The field of information theory for calculating how much data can be thrown away while minimising distortion is called rate-distortion theory, and the term for compression with some intentional data loss is lossy compression. This article on JPEGs is an interesting start on some lossy compression techniques, in particular the explanation of Discrete Cosine Transforms. https://parametric.press/issue-01/unraveling-the-jpeg/
Progressive Summarization by Tiago Forte is a note taking technique that focuses on compression as the primary knowledge work that you do on information (books/articles/lectures). For this technique, loss of information by summarizing further and further is a feature of knowledge work. It's called "progressive" summerization because you do not compress all sources as much as possible. Instead, you begin by marking up your source. Then if the information is useful you summarize further in a separate document, and so on.

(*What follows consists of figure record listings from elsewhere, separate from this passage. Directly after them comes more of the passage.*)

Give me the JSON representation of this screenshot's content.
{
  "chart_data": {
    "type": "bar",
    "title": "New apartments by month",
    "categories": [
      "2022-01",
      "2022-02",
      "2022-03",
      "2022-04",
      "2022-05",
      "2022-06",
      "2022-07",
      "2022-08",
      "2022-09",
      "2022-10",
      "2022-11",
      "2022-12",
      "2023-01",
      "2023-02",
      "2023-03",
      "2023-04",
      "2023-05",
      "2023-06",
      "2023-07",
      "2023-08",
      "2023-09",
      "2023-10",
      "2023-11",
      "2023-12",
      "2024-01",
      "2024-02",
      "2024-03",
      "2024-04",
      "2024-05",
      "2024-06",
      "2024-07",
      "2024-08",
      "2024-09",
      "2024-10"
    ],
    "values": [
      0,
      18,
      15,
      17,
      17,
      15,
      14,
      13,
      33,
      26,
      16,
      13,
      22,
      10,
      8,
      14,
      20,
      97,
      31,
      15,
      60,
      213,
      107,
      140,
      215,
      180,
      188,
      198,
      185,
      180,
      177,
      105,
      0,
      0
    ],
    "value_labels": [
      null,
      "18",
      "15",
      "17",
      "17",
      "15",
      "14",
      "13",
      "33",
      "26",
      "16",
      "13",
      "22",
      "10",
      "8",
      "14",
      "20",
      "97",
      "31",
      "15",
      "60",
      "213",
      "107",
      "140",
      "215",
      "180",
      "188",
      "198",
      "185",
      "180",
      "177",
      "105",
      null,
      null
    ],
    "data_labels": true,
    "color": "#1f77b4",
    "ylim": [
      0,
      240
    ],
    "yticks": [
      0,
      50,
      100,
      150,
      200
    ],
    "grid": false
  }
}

This is a usage of information loss as something to be embraced. I would think filtering information is also another way of losing information intentionally - for example when you curate information.
What you describe is how I understand how Pattern Recognition theories of mind and Categories/Concepts in neurological prediction models work. I first read about this in How emotions are made by Lisa Feldmann Barrett. Look into Google scholar or into that books reference section to go down that rabbit hole if you please.
Link to overview article: https://praxis.fortelabs.co/progressive-summarization-a-practical-technique-for-designing-discoverable-notes-3459b257d3eb/ Also has something about prediction models on his site.
EDIT also look into conceptional hierarchies; I don't know if that's the direction you're looking for,though.
"partial information"
Not sure there's a general term for it, but "psychoacoustic compression" is the term for modeling the importance of information in lossy audio encoding such as MP3.
It may be related to statistical mechanics, with the concepts of microstates, macrostates and entropy. In your first example there are 2 microstates per macrostate, so the entropy of the system, as far as your friend is concerned, is log 2 = 1. In your second example there are say, 2^20 pixels 2^5 bit each, and if there are, say, 2^13 different possible distinct pictures that can still be reasonably called "Lion on grass" (a macrostate), then the entropy of "Lion on grass" is 2^22.
Are we thinking from the transmitter end, the receiver end, or doesn't it matter? The obvious answer seems to me to be filters, specifically a band-pass filter.
Say I have a 10 of coins that could either be red or blue, and heads or tails. This has 20 bits of information.
My friend is interested in knowing about which of them are heads or tails, but doesn’t care about the color. I then decide to only tell my friend the heads/tails information; so, 10 bits of information.
Another example: With image compression, there's a big difference between "Accurately reconstruct this image, pixel by pixel" vs. "Accurately reconstruct what the viewer would remember, which is basically just 'Lion on grass'".
I’d feel uncomfortable calling this translation “compression”, because there was definitely intentional information loss. Most of the literature on compression is about optimally maintaining information, not on optimally loosing it.
Are there other good terms or literature for this?